My attempt: for 1, we should look at the centralizer of $\sigma$ in $S_n$ and notice that since $\sigma$ commutes with at least one odd permutation, we have an odd permutation $\tau$ in its centralizer. Then its centralizer isn't contained in $A_n$. I'm not sure if this is a good diretion or how to continue from here. For 2, we should consider two permutations conjugate by a single transposition, but then how would you show there aren't any other elements which they are conjugate by?
Any help is much appreciated!
Best Answer
First of all let's call the $2$-cycle $(a,b)$ and write $\sigma=(a,b)\sigma_0$ when $\sigma_0$ is a permutation in which $a,b$ are fixed points. Now we are going to prove the first part.
Assume $\tau$ is conjugate to $\sigma$ in $S_n$. We want to show they are conjugate in $A_n$ as well. We know there is a permutation $\lambda\in S_n$ such that $\tau=\lambda\sigma\lambda^{-1}$. If $\lambda\in A_n$ then $\sigma$ and $\tau$ are conjugate in $A_n$, nothing left to prove. Now suppose $\lambda\notin A_n$, which means $\lambda$ is an odd permutation. Now let $\mu=\lambda(a,b)$. It is an even permutation as a product of odd permutation, which means $\mu\in A_n$. And now note that:
$\mu\sigma\mu^{-1}=\lambda(a,b)(a,b)\sigma_0(a,b)\lambda^{-1}=\lambda\sigma_0(a,b)\lambda^{-1}=\lambda(a,b)\sigma_0\lambda^{-1}=\lambda\sigma\lambda^{-1}=\tau$
I simply used the fact that disjoint cycles commute, and of course that $(a,b)^{-1}=(a,b)$. So $\sigma$ and $\tau$ are conjugate in $A_n$ as well.

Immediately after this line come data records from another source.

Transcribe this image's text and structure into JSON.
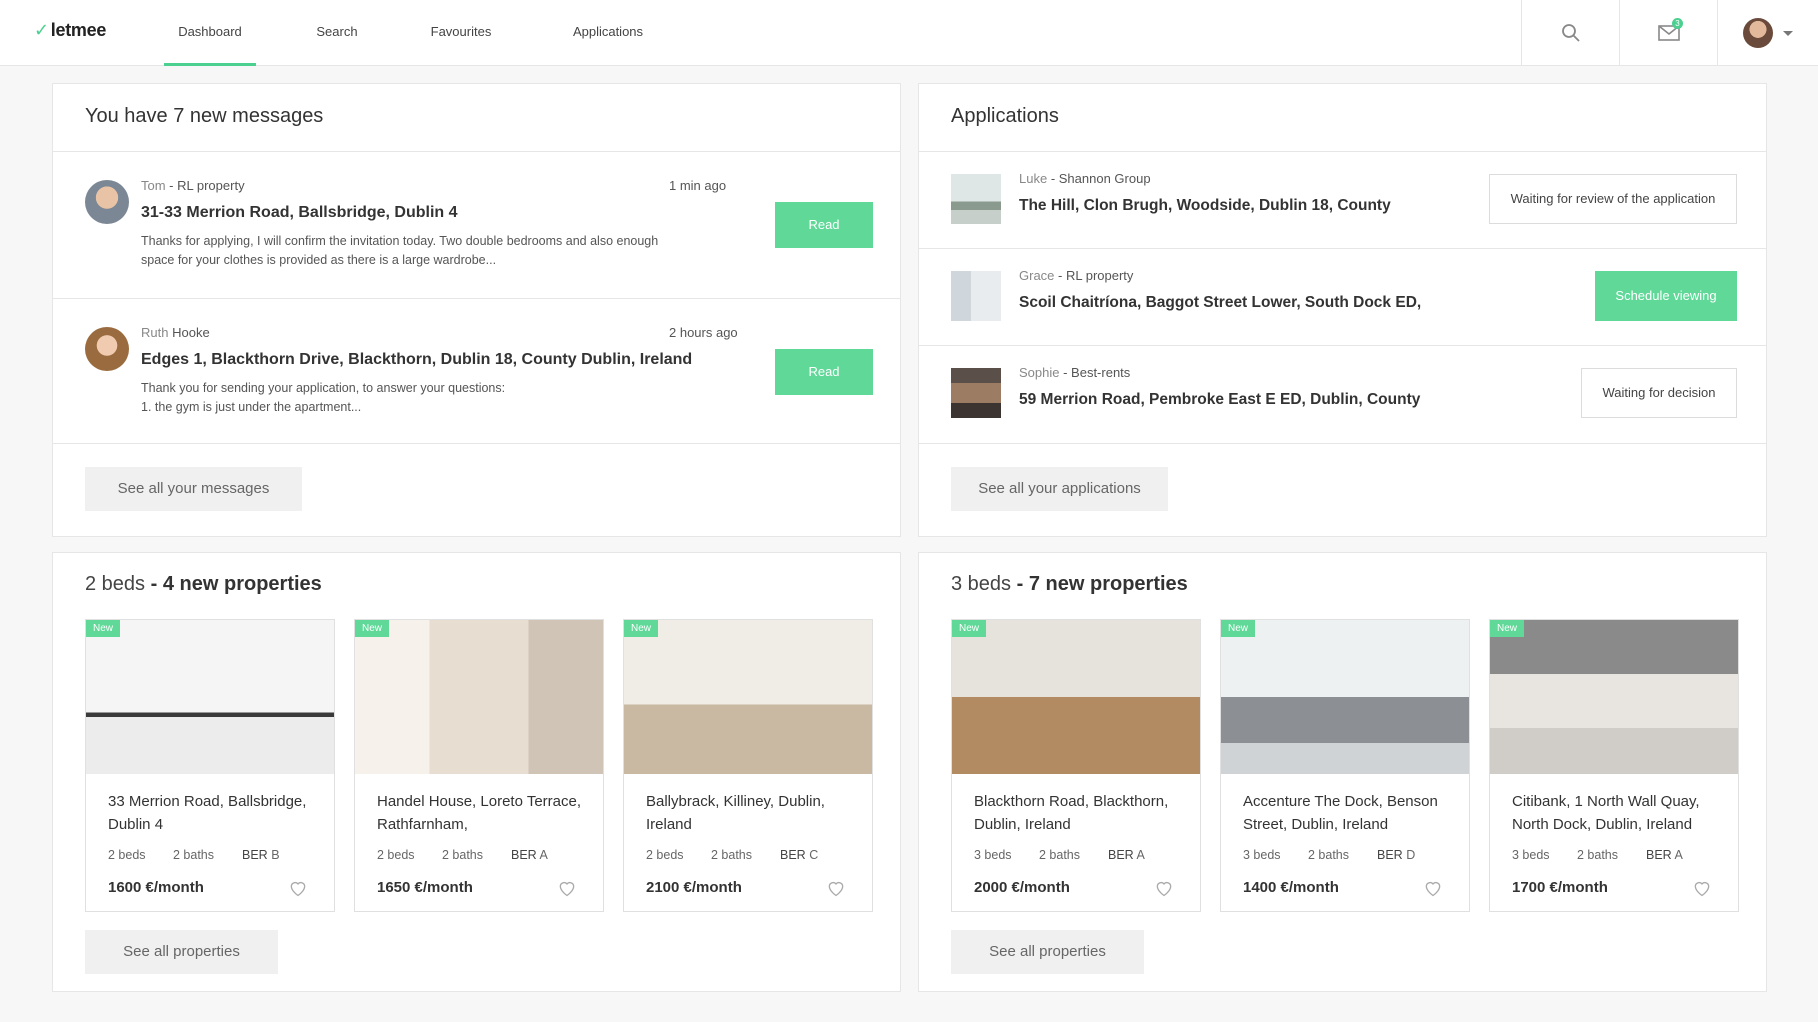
{
  "nav": {
    "logo": "letmee",
    "tabs": [
      {
        "label": "Dashboard",
        "active": true
      },
      {
        "label": "Search"
      },
      {
        "label": "Favourites"
      },
      {
        "label": "Applications"
      }
    ],
    "mail_badge": "3",
    "icons": [
      "search-icon",
      "mail-icon",
      "avatar",
      "chevron-down-icon"
    ]
  },
  "messages": {
    "title": "You have 7 new messages",
    "items": [
      {
        "sender_name": "Tom",
        "sender_company": "RL property",
        "time": "1 min ago",
        "title": "31-33 Merrion Road, Ballsbridge, Dublin 4",
        "body": "Thanks for applying, I will confirm the invitation today. Two double bedrooms and also enough space for your clothes is provided as there is a large wardrobe...",
        "button": "Read"
      },
      {
        "sender_name": "Ruth",
        "sender_company": "Hooke",
        "time": "2 hours ago",
        "title": "Edges 1, Blackthorn Drive, Blackthorn, Dublin 18, County Dublin, Ireland",
        "body": "Thank you for sending your application, to answer your questions:\n1. the gym is just under the apartment...",
        "button": "Read"
      }
    ],
    "see_all": "See all your messages"
  },
  "applications": {
    "title": "Applications",
    "items": [
      {
        "sender_name": "Luke",
        "sender_company": "Shannon Group",
        "title": "The Hill, Clon Brugh, Woodside, Dublin 18, County",
        "status": "Waiting for review of the application"
      },
      {
        "sender_name": "Grace",
        "sender_company": "RL property",
        "title": "Scoil Chaitríona, Baggot Street Lower, South Dock ED,",
        "status": "Schedule viewing"
      },
      {
        "sender_name": "Sophie",
        "sender_company": "Best-rents",
        "title": "59 Merrion Road, Pembroke East E ED, Dublin, County",
        "status": "Waiting for decision"
      }
    ],
    "see_all": "See all your applications"
  },
  "beds2": {
    "title_prefix": "2 beds",
    "title_suffix": "- 4 new properties",
    "cards": [
      {
        "tag": "New",
        "title": "33 Merrion Road, Ballsbridge, Dublin 4",
        "beds": "2 beds",
        "baths": "2 baths",
        "ber_label": "BER",
        "ber": "B",
        "price": "1600 €/month"
      },
      {
        "tag": "New",
        "title": "Handel House, Loreto Terrace, Rathfarnham,",
        "beds": "2 beds",
        "baths": "2 baths",
        "ber_label": "BER",
        "ber": "A",
        "price": "1650 €/month"
      },
      {
        "tag": "New",
        "title": "Ballybrack, Killiney, Dublin, Ireland",
        "beds": "2 beds",
        "baths": "2 baths",
        "ber_label": "BER",
        "ber": "C",
        "price": "2100 €/month"
      }
    ],
    "see_all": "See all properties"
  },
  "beds3": {
    "title_prefix": "3 beds",
    "title_suffix": "- 7 new properties",
    "cards": [
      {
        "tag": "New",
        "title": "Blackthorn Road, Blackthorn, Dublin, Ireland",
        "beds": "3 beds",
        "baths": "2 baths",
        "ber_label": "BER",
        "ber": "A",
        "price": "2000 €/month"
      },
      {
        "tag": "New",
        "title": "Accenture The Dock, Benson Street, Dublin, Ireland",
        "beds": "3 beds",
        "baths": "2 baths",
        "ber_label": "BER",
        "ber": "D",
        "price": "1400 €/month"
      },
      {
        "tag": "New",
        "title": "Citibank, 1 North Wall Quay, North Dock, Dublin, Ireland",
        "beds": "3 beds",
        "baths": "2 baths",
        "ber_label": "BER",
        "ber": "A",
        "price": "1700 €/month"
      }
    ],
    "see_all": "See all properties"
  },
  "colors": {
    "accent": "#5fd898",
    "border": "#e6e6e6",
    "background": "#f7f7f7"
  }
}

As for the second part, I'll show two possible ways to solve it. The first way: take the permutation $(1234567)$. The permutations which are conjugate to it have the form $\lambda(1234567)\lambda^{-1}=(\lambda(1)\lambda(2)...\lambda(7))$. Now try to find what $\lambda$ needs to be in order to get $\lambda(1234567)\lambda^{-1}=(2134567)$. Such a permutation must satisfy $(\lambda(1)...\lambda(7))=(2134567)$. There are $7$ such permutations. Find them and you will get they are all odd. Hence $(1234567)$ and $(2134567)$ are conjugate in $S_7$ but not in $A_7$.
Now the second way to solve the second part: again, let $\sigma=(1234567)$. Suppose its conjugacy class in $S_7$ equals to its conjugacy class in $A_7$. That means $(12)\sigma(12)=\lambda\sigma\lambda^{-1}$ for an even permutation $\lambda$. From here we get that $\sigma$ commutes with $(12)\lambda$, which means $\sigma$ commutes with an odd permutation. On the other hand, we know that $\sigma=(1234567)$ is conjugate to $6!$ different permutations in $S_7$, which are all the permutations with same cycle structure as $\sigma$. By the Orbit-Stabilizer theorem we get that $\sigma$ commutes with $\frac{7!}{6!}=7$ permutations. But we also know it commutes with $id,\sigma,\sigma^2,...,\sigma^6$ which are $7$ different permutations. But as $\sigma$ commutes only with $7$ permutations we conclude that it can't commute with anything else. Hence $\sigma$ commutes only with even permutations which is a contradiction.